Wie sehen Sie die Zukunft der beruflichen Vorsorge?

Ich bin erstens der Auffassung, dass diese ganzen Änderungen zu einer Strukturbereinigung in der zweiten Säule bzw. unter den Pensionskassen führen werden. Kleinere Pensionskassen werden aufgrund des regulatorischen Drucks voraussichtlich nicht überleben können. Eine Mindestgrösse, um überlebensfähig zu sein, ist meines Erachtens etwa eine halbe Milliarde Franken. Kassen, die darunter liegen, werden wohl Partnerschaften eingehen oder fusionieren müssen. Es wird auch Firmen geben, die sich aus Kostengründen überlegen werden, ob sie weiterhin firmeneigene Stiftungen betreiben oder sich nicht lieber Sammelstiftungen anschliessen wollen. In diesem Bereich wird sicherlich einiges gehen. Erste Anzeichen sind bereits seit einiger Zeit zu beobachten.

Würde die Strukturreform damit indirekt auch Veränderungen zugunsten der Versicherten provozieren?
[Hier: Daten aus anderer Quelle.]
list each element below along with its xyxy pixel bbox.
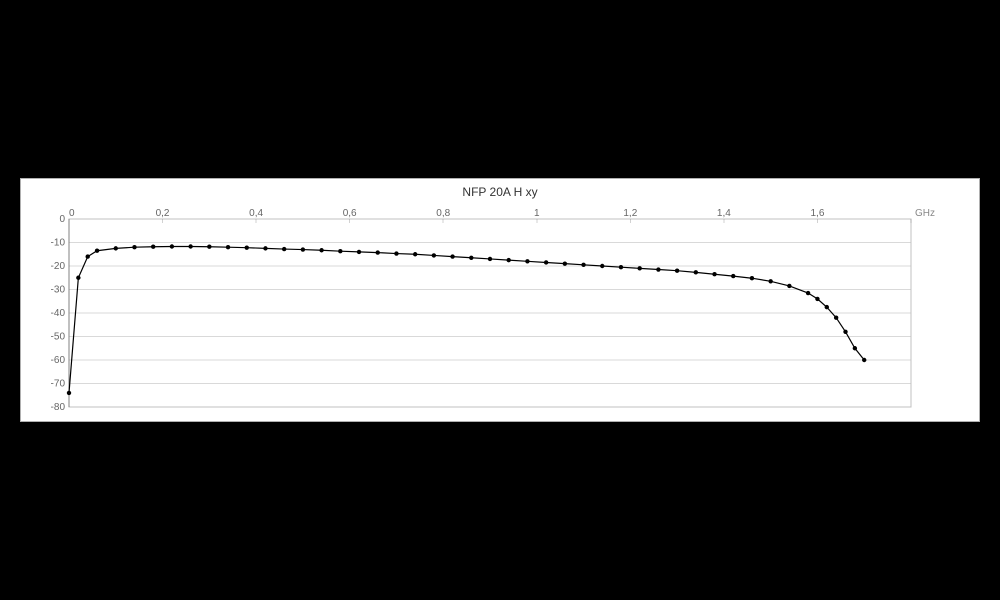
svg-text:-80: -80 (51, 402, 65, 411)
svg-text:0,4: 0,4 (249, 208, 263, 219)
chart-title: NFP 20A H xy (21, 179, 979, 205)
svg-text:-50: -50 (51, 332, 65, 343)
svg-text:0,6: 0,6 (343, 208, 357, 219)
plot-svg: 0 0,2 0,4 0,6 0,8 1 1,2 1,4 1,6 GHz 0 -10 -20 -30 -40 -… (51, 205, 939, 411)
svg-text:1,2: 1,2 (623, 208, 637, 219)
svg-text:-10: -10 (51, 238, 65, 249)
series-markers (67, 244, 867, 395)
svg-text:GHz: GHz (915, 208, 935, 219)
plot-area: 0 0,2 0,4 0,6 0,8 1 1,2 1,4 1,6 GHz 0 -10 -20 -30 -40 -… (51, 205, 939, 411)
svg-text:-40: -40 (51, 308, 65, 319)
svg-text:-20: -20 (51, 261, 65, 272)
svg-text:0: 0 (59, 214, 65, 225)
svg-text:0,2: 0,2 (156, 208, 170, 219)
svg-text:-70: -70 (51, 379, 65, 390)
svg-text:1: 1 (534, 208, 540, 219)
svg-text:0: 0 (69, 208, 75, 219)
chart-panel: NFP 20A H xy 00,20,40,60,811,21,41,6GHz0… (20, 178, 980, 422)
svg-text:-60: -60 (51, 355, 65, 366)
svg-text:-30: -30 (51, 285, 65, 296)
svg-text:0,8: 0,8 (436, 208, 450, 219)
svg-text:1,6: 1,6 (810, 208, 824, 219)
series-line (69, 246, 864, 392)
svg-text:1,4: 1,4 (717, 208, 731, 219)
Die Strukturreform sollte für mehr Sicherheit und tiefere Kosten stehen. Die Schweiz ist aber auch ein Land, das sich immer über seine Innovationskraft ausgezeichnet hat. Anbieter in der beruflichen Vorsorge müssen versuchen, neue Angebote zu kreieren. Leider gibt es aber immer noch zu viele Leute im Markt, die an alten Strukturen festhalten.

Woran könnte das liegen?

Das hat wohl damit zu tun, dass die alten Strukturen für sie sehr gut funktioniert haben.

Würden die Kosten durch eine Strukturbereinigung unter den Pensionskassen bzw. eine Einschränkung des Wettbewerbs nicht auch wieder steigen?
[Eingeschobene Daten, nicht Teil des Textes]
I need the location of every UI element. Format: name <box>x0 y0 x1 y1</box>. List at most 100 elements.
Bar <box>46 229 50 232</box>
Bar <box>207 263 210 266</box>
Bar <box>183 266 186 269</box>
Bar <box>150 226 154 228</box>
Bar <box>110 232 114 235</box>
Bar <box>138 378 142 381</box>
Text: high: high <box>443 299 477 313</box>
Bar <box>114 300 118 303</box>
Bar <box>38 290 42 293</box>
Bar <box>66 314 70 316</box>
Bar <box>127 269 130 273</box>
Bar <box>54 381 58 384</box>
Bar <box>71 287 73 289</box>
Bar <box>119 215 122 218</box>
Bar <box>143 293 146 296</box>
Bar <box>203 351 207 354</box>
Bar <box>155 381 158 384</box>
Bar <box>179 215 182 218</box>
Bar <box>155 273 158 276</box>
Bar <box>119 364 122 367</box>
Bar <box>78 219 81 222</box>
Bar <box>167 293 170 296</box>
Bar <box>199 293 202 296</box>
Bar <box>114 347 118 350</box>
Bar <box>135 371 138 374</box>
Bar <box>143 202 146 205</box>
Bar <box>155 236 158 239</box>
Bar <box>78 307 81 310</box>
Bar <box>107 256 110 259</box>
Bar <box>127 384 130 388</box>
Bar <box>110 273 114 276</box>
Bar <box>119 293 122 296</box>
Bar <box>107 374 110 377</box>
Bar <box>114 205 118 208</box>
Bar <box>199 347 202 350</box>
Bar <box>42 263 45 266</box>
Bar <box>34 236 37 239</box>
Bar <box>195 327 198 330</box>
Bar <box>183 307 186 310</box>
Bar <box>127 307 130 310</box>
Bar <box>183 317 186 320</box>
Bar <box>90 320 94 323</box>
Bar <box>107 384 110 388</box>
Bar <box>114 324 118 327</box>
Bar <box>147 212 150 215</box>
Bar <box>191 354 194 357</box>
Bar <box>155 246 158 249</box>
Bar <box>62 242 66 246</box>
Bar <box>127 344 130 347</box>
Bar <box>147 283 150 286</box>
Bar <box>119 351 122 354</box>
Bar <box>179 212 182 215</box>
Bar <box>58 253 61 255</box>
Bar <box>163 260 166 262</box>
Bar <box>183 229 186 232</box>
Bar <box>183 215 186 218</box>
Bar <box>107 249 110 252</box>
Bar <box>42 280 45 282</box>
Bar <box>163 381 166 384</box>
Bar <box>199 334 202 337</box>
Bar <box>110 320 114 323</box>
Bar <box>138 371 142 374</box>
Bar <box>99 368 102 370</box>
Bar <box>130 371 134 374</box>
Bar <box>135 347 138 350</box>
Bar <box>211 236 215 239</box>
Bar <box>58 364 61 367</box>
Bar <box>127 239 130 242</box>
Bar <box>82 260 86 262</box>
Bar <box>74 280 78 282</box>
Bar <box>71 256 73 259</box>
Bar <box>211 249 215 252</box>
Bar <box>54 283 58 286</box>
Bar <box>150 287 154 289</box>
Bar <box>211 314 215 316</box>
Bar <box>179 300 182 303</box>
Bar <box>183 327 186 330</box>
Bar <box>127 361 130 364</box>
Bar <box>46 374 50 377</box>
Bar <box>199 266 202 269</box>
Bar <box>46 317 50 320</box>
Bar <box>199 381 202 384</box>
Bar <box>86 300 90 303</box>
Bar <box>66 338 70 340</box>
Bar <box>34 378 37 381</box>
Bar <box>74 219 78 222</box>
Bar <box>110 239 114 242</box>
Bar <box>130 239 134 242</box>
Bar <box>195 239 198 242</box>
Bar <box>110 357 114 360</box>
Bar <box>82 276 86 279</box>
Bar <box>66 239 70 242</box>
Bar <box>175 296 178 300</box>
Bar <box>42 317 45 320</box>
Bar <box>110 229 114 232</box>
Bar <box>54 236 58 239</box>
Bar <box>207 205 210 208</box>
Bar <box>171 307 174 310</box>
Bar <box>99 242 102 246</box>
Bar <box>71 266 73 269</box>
Den Versicherten werden inskünftig sicherlich weniger Vorsorgeeinrichtungen zur Verfügung stehen. Diese wenigen Kassen werden aber in Konkurrenz zueinander gesetzt, gerade auch dadurch, dass sich kleine Sammelstiftungen oder firmeneigene Stiftungen neu orientieren und mehr bieten müssen. Vorsorgeeinrichtungen müssen sich wieder vermehrt auf die Kundenbedürfnisse konzentrieren und versuchen, für denselben Preis einen echten Mehrwert zu bieten.

Was spricht dagegen?

Aus meiner Sicht spricht gar nichts dagegen. Der Anstoss zu mehr Wettbewerb und einer grösseren Angebotspalette muss aber auch vonseiten Arbeitgeber und ihren Angestellten kommen, in dem sie den kosten- wie auch den qualitätsbewussten und innovativen Anbietern Vorrang geben.